Я эту красоту после первой сотни гвоздей перестал замечать.
Жена, тесть с тёщей – телевизор смотрят по-тихому в соседней комнате. Двухкомнатную коммуналку расселили накануне перестройки.
Тесть с тёщей и моей женой четверть века прожили в пятнадцати метрах квадратных. Не успели нарадоваться, а тут замужество, внучка. Опять теснота. Можно ли к ней привыкнуть? Плохое терпишь до поры, это к хорошему чему-то привыкаешь быстро. Но ничего, мы как-то притёрлись.
Дочь маленькая спит уже, телик за стенкой сделали совсем тихо, а я стучу. Двери закрыл на кухню. Хлоп – гвоздь, хлоп – ещё! Щёлк, щёлк. Воробьи чирикают перед сном за окошком – очень похоже.
Начало темнеть.
В темноте за окном дубовая аллея ведёт к усадьбе бывшего хозяина верёвочной фабрики. Красивый был дом, с колоннами. Там теперь детский дом. Мест уже не хватает. При живых родителях. И не рожать нельзя, и растить – не на что! А детей – хочется.

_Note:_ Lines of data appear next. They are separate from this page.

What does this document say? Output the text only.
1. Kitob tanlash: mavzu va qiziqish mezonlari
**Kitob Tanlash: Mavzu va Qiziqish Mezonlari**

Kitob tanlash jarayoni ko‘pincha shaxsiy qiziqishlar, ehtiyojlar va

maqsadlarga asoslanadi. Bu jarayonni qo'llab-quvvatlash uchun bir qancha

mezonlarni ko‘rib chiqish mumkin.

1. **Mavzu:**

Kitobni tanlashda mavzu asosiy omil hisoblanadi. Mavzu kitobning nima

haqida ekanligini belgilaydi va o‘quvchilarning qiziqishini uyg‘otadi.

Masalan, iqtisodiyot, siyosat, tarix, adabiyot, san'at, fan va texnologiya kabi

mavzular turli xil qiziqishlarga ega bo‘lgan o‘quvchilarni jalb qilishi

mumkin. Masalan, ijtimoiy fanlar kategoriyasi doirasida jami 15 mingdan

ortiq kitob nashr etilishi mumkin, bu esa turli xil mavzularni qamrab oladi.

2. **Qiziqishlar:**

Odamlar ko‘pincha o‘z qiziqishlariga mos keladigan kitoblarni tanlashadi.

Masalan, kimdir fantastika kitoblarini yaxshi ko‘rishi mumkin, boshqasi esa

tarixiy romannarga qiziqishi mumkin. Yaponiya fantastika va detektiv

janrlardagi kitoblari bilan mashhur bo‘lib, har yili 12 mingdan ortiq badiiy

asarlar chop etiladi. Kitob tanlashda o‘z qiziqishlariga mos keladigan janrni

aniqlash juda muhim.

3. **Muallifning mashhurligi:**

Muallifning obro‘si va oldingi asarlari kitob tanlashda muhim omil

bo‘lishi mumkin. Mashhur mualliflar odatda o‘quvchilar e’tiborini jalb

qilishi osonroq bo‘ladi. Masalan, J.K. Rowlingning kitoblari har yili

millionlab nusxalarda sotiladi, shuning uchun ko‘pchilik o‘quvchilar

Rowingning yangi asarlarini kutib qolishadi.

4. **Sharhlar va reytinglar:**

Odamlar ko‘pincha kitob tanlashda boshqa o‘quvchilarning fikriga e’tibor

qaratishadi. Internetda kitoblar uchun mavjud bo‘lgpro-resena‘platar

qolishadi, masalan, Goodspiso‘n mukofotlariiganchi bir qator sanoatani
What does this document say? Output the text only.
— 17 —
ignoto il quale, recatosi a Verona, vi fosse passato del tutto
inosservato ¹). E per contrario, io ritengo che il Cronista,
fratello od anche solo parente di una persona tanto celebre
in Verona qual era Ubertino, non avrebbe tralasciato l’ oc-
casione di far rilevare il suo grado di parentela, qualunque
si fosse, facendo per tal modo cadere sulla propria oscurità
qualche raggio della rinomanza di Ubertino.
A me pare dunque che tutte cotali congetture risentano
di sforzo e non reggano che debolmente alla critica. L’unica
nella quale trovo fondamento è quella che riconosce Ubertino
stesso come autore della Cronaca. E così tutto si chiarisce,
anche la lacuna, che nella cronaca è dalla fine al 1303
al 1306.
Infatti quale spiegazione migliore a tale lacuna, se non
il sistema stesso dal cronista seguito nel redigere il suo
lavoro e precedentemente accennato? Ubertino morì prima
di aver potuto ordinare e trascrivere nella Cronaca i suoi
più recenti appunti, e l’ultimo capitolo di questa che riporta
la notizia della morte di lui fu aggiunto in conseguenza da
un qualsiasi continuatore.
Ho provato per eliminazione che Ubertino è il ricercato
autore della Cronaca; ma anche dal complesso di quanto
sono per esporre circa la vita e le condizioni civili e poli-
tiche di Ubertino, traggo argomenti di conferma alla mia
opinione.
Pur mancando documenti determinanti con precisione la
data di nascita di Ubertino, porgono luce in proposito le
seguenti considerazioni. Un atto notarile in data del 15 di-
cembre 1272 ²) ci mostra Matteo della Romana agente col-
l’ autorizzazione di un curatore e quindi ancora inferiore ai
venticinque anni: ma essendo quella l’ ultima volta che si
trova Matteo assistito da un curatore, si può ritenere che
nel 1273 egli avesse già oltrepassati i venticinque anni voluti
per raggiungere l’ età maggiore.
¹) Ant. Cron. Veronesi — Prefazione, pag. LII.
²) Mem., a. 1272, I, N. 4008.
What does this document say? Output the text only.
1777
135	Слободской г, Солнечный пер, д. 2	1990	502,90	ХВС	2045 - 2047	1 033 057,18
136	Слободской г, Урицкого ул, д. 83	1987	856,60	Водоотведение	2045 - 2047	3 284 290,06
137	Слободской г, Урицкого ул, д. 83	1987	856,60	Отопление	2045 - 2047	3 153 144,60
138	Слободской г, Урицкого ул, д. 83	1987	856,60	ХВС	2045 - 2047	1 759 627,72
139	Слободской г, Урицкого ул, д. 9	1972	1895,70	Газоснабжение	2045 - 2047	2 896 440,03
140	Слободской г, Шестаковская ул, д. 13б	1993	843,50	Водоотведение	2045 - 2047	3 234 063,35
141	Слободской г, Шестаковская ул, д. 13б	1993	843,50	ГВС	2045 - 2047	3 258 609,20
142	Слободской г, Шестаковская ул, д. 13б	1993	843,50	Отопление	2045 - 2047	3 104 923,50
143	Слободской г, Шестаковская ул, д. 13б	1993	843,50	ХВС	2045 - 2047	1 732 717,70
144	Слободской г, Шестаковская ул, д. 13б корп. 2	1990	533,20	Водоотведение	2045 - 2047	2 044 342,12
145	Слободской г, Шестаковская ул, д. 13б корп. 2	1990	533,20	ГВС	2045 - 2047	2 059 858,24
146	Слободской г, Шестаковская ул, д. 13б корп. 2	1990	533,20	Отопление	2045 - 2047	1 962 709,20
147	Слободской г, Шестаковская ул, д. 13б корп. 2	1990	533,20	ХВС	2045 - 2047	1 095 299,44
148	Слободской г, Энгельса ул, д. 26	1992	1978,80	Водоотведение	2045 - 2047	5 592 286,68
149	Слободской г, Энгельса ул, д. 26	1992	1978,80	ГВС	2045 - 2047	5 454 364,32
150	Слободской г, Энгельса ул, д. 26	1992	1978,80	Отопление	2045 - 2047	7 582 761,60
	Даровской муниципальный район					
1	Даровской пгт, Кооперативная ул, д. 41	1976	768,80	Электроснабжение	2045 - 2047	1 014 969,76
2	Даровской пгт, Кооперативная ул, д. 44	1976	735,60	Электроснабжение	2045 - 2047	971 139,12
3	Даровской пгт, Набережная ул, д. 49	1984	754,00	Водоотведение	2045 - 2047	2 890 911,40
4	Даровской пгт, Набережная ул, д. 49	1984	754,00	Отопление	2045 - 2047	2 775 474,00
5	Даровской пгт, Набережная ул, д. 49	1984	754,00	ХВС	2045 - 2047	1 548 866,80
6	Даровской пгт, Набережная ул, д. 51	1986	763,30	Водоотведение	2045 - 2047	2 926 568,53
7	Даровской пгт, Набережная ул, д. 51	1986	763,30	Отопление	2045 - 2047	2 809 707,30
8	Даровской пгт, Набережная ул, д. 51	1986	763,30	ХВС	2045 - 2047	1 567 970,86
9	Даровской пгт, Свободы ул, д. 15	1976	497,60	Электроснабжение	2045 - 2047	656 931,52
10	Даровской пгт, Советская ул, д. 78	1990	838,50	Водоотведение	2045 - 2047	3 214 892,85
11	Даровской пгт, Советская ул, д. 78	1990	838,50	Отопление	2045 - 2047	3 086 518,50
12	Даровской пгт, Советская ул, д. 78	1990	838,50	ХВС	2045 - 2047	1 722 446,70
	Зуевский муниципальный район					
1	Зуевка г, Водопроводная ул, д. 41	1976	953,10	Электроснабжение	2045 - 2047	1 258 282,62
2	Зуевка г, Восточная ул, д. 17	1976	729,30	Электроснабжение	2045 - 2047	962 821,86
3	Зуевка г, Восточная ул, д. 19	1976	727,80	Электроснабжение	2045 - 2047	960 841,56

Здание осыпается, давно не было ремонта.
С другой стороны – центральный проспект, машины несутся круглосуточно, но звуки долетают глухо. ДК – колонны толстые.
Мелкая металлическая стружка пальцы ранит. Они чёрные, скользкие от смазки. Пальцы грязные, припухшие, скрюченные от постоянного прихвата-подхвата мелких гвоздей. Заусенцы стали появляться. Раньше не так быстро, а теперь постоянно, зло донимают.
Пустота и одиночество возникают, и пропадает ощущение времени. С одной стороны, торопишь его, а с другой – думаешь, как бы растянуть, чтобы больше наклепать. И тянешь эту гармошку слева направо.